O Futuro: A Dinâmica das Plaquinhas e a Roça Especial
Com o fim de semana se aproximando, a expectativa se volta para a dinâmica de domingo, que promete ser decisiva. A produção resgatou o clássico jogo das “Plaquinhas” do programa de Rodrigo Faro, onde os peões distribuem adjetivos uns aos outros. A reviravolta desta vez é letal: os três participantes que não receberem plaquinhas estarão automaticamente na Roça especial de segunda-feira. Isso inverte a lógica tradicional, punindo a irrelevância e o esquecimento.

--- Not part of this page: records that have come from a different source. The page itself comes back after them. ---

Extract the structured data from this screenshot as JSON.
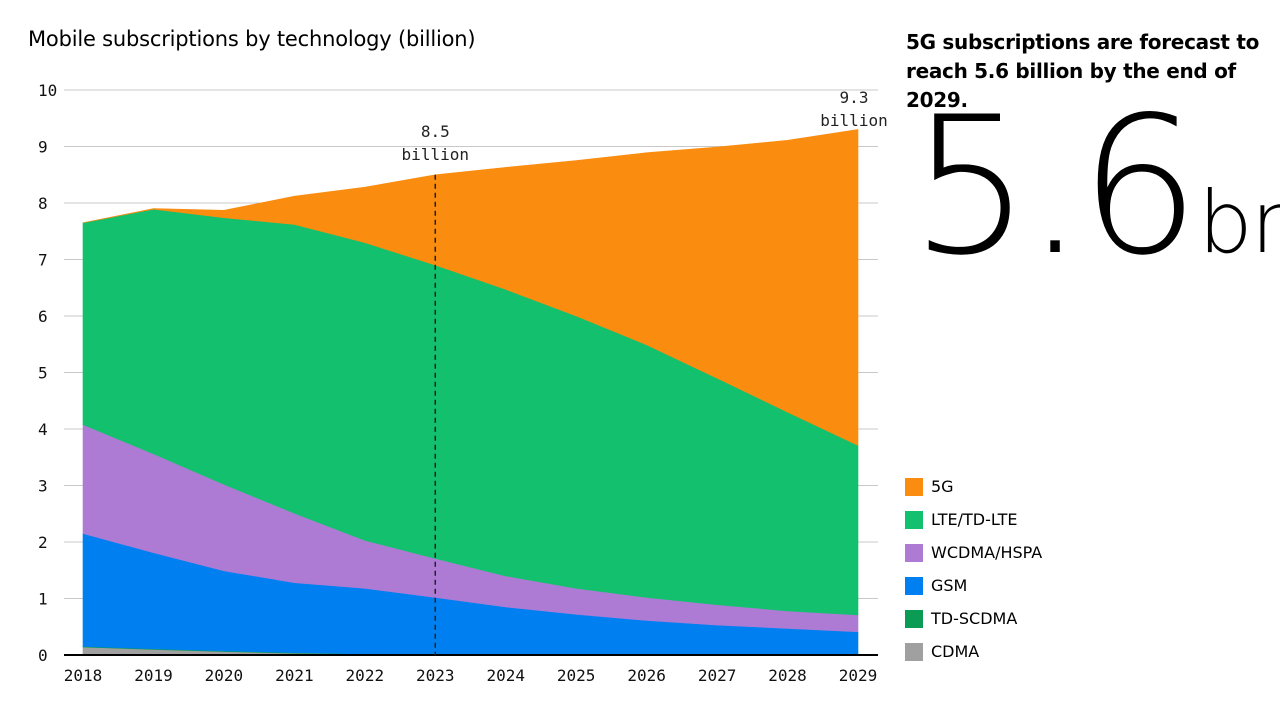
{
  "chart_data": {
    "type": "area",
    "stacked": true,
    "title": "Mobile subscriptions by technology (billion)",
    "x": [
      "2018",
      "2019",
      "2020",
      "2021",
      "2022",
      "2023",
      "2024",
      "2025",
      "2026",
      "2027",
      "2028",
      "2029"
    ],
    "ylim": [
      0,
      10
    ],
    "yticks": [
      "0",
      "1",
      "2",
      "3",
      "4",
      "5",
      "6",
      "7",
      "8",
      "9",
      "10"
    ],
    "grid": true,
    "legend_position": "right",
    "series": [
      {
        "name": "CDMA",
        "color": "#a0a0a0",
        "values": [
          0.14,
          0.1,
          0.06,
          0.03,
          0.02,
          0.01,
          0.01,
          0.01,
          0.01,
          0.01,
          0.01,
          0.01
        ]
      },
      {
        "name": "TD-SCDMA",
        "color": "#0a9b54",
        "values": [
          0.01,
          0.01,
          0.01,
          0.01,
          0.0,
          0.0,
          0.0,
          0.0,
          0.0,
          0.0,
          0.0,
          0.0
        ]
      },
      {
        "name": "GSM",
        "color": "#0080f0",
        "values": [
          2.0,
          1.7,
          1.42,
          1.24,
          1.16,
          1.01,
          0.84,
          0.71,
          0.6,
          0.52,
          0.46,
          0.4
        ]
      },
      {
        "name": "WCDMA/HSPA",
        "color": "#ad7bd4",
        "values": [
          1.93,
          1.75,
          1.53,
          1.23,
          0.85,
          0.69,
          0.55,
          0.46,
          0.41,
          0.36,
          0.31,
          0.3
        ]
      },
      {
        "name": "LTE/TD-LTE",
        "color": "#12c06d",
        "values": [
          3.57,
          4.33,
          4.72,
          5.11,
          5.27,
          5.19,
          5.07,
          4.82,
          4.47,
          4.01,
          3.52,
          3.0
        ]
      },
      {
        "name": "5G",
        "color": "#fa8c0f",
        "values": [
          0.0,
          0.01,
          0.13,
          0.5,
          0.98,
          1.6,
          2.16,
          2.75,
          3.4,
          4.09,
          4.81,
          5.59
        ]
      }
    ],
    "annotations": [
      {
        "x": "2023",
        "line1": "8.5",
        "line2": "billion"
      },
      {
        "x": "2029",
        "line1": "9.3",
        "line2": "billion"
      }
    ],
    "legend_order": [
      "5G",
      "LTE/TD-LTE",
      "WCDMA/HSPA",
      "GSM",
      "TD-SCDMA",
      "CDMA"
    ]
  },
  "side_panel": {
    "heading": "5G subscriptions are forecast to reach 5.6 billion by the end of 2029.",
    "big_number": "5.6",
    "big_unit": "bn"
  }
}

Dudu Camargo, na posição de Fazendeiro, deve atuar como mediador da atividade, o que o protege de participar diretamente do risco, mas lhe dá controle sobre o fluxo da dinâmica. A estratégia dos peões terá que mudar drasticamente: em vez de apenas atacar os inimigos, eles precisarão garantir que seus aliados recebam placas para salvá-los da berlinda. A possibilidade de “plantas” como Maria, Walério ou Kathy ficarem sem placas e irem direto para a eliminação é alta, o que pode acelerar a limpeza do elenco antes da grande final.

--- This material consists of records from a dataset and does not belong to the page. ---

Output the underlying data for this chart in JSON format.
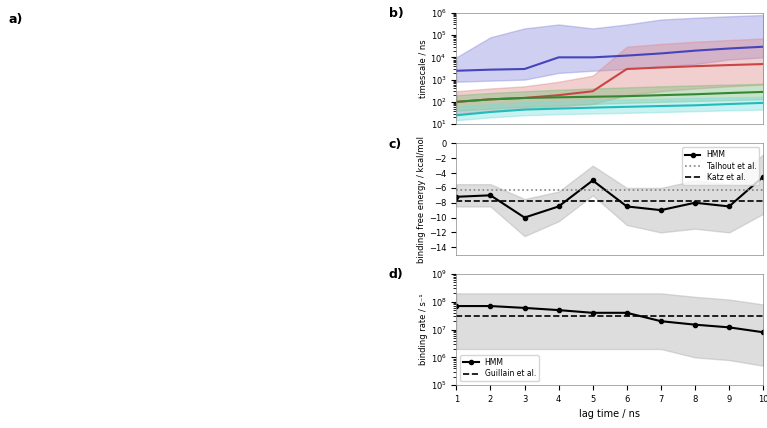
{
  "panel_b": {
    "lag_times": [
      1,
      2,
      3,
      4,
      5,
      6,
      7,
      8,
      9,
      10
    ],
    "blue_line": [
      2500,
      2800,
      3000,
      10000,
      10000,
      12000,
      15000,
      20000,
      25000,
      30000
    ],
    "blue_lo": [
      800,
      900,
      1000,
      2000,
      2500,
      3000,
      4000,
      5000,
      8000,
      10000
    ],
    "blue_hi": [
      10000,
      80000,
      200000,
      300000,
      200000,
      300000,
      500000,
      600000,
      700000,
      800000
    ],
    "red_line": [
      100,
      130,
      150,
      200,
      300,
      3000,
      3500,
      4000,
      4500,
      5000
    ],
    "red_lo": [
      30,
      40,
      50,
      60,
      80,
      200,
      300,
      400,
      500,
      600
    ],
    "red_hi": [
      300,
      400,
      500,
      800,
      1500,
      30000,
      40000,
      50000,
      60000,
      70000
    ],
    "green_line": [
      100,
      130,
      150,
      160,
      170,
      180,
      200,
      220,
      250,
      280
    ],
    "green_lo": [
      40,
      50,
      60,
      70,
      80,
      90,
      100,
      110,
      120,
      130
    ],
    "green_hi": [
      200,
      250,
      300,
      350,
      400,
      450,
      500,
      550,
      600,
      650
    ],
    "cyan_line": [
      25,
      35,
      45,
      50,
      55,
      60,
      65,
      70,
      80,
      90
    ],
    "cyan_lo": [
      15,
      20,
      25,
      28,
      30,
      32,
      35,
      38,
      42,
      45
    ],
    "cyan_hi": [
      60,
      80,
      100,
      110,
      120,
      130,
      140,
      150,
      160,
      170
    ],
    "ylabel": "timescale / ns",
    "ylim": [
      10,
      1000000
    ],
    "label": "b)"
  },
  "panel_c": {
    "lag_times": [
      1,
      2,
      3,
      4,
      5,
      6,
      7,
      8,
      9,
      10
    ],
    "hmm_line": [
      -7.2,
      -7.0,
      -10.0,
      -8.5,
      -5.0,
      -8.5,
      -9.0,
      -8.0,
      -8.5,
      -4.5
    ],
    "hmm_lo": [
      -8.5,
      -8.5,
      -12.5,
      -10.5,
      -7.0,
      -11.0,
      -12.0,
      -11.5,
      -12.0,
      -9.5
    ],
    "hmm_hi": [
      -5.5,
      -5.5,
      -7.5,
      -6.5,
      -3.0,
      -6.0,
      -6.0,
      -5.0,
      -5.5,
      -1.5
    ],
    "talhout_val": -6.3,
    "katz_val": -7.7,
    "ylabel": "binding free energy / kcal/mol",
    "ylim": [
      -15,
      0
    ],
    "yticks": [
      0,
      -2,
      -4,
      -6,
      -8,
      -10,
      -12,
      -14
    ],
    "label": "c)"
  },
  "panel_d": {
    "lag_times": [
      1,
      2,
      3,
      4,
      5,
      6,
      7,
      8,
      9,
      10
    ],
    "hmm_line": [
      70000000.0,
      70000000.0,
      60000000.0,
      50000000.0,
      40000000.0,
      40000000.0,
      20000000.0,
      15000000.0,
      12000000.0,
      8000000.0
    ],
    "hmm_lo": [
      2000000.0,
      2000000.0,
      2000000.0,
      2000000.0,
      2000000.0,
      2000000.0,
      2000000.0,
      1000000.0,
      800000.0,
      500000.0
    ],
    "hmm_hi": [
      200000000.0,
      200000000.0,
      200000000.0,
      200000000.0,
      200000000.0,
      200000000.0,
      200000000.0,
      150000000.0,
      120000000.0,
      80000000.0
    ],
    "guillain_val": 30000000.0,
    "ylabel": "binding rate / s⁻¹",
    "ylim": [
      100000.0,
      1000000000.0
    ],
    "label": "d)"
  },
  "colors": {
    "blue": "#4444bb",
    "red": "#cc4444",
    "green": "#338833",
    "cyan": "#22bbbb",
    "black": "#222222",
    "gray_fill": "#aaaaaa",
    "blue_fill": "#8888dd",
    "red_fill": "#dd8888",
    "green_fill": "#77bb77",
    "cyan_fill": "#77dddd"
  }
}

A “Fazenda 17” entra em sua fase mais crítica. Com a “Lei Rayane” em vigor, a recusa ao trabalho não é mais uma opção segura de afronta. Dudu Camargo domina o cenário, seja pelas vitórias em provas, pela articulação estratégica ou pelo romance polêmico. Enquanto Duda tenta culpá-lo por seus infortúnios e Rayane chora por ter que limpar esterco, o Fazendeiro segue jogando xadrez em um tabuleiro onde a maioria dos oponentes ainda insiste em jogar damas.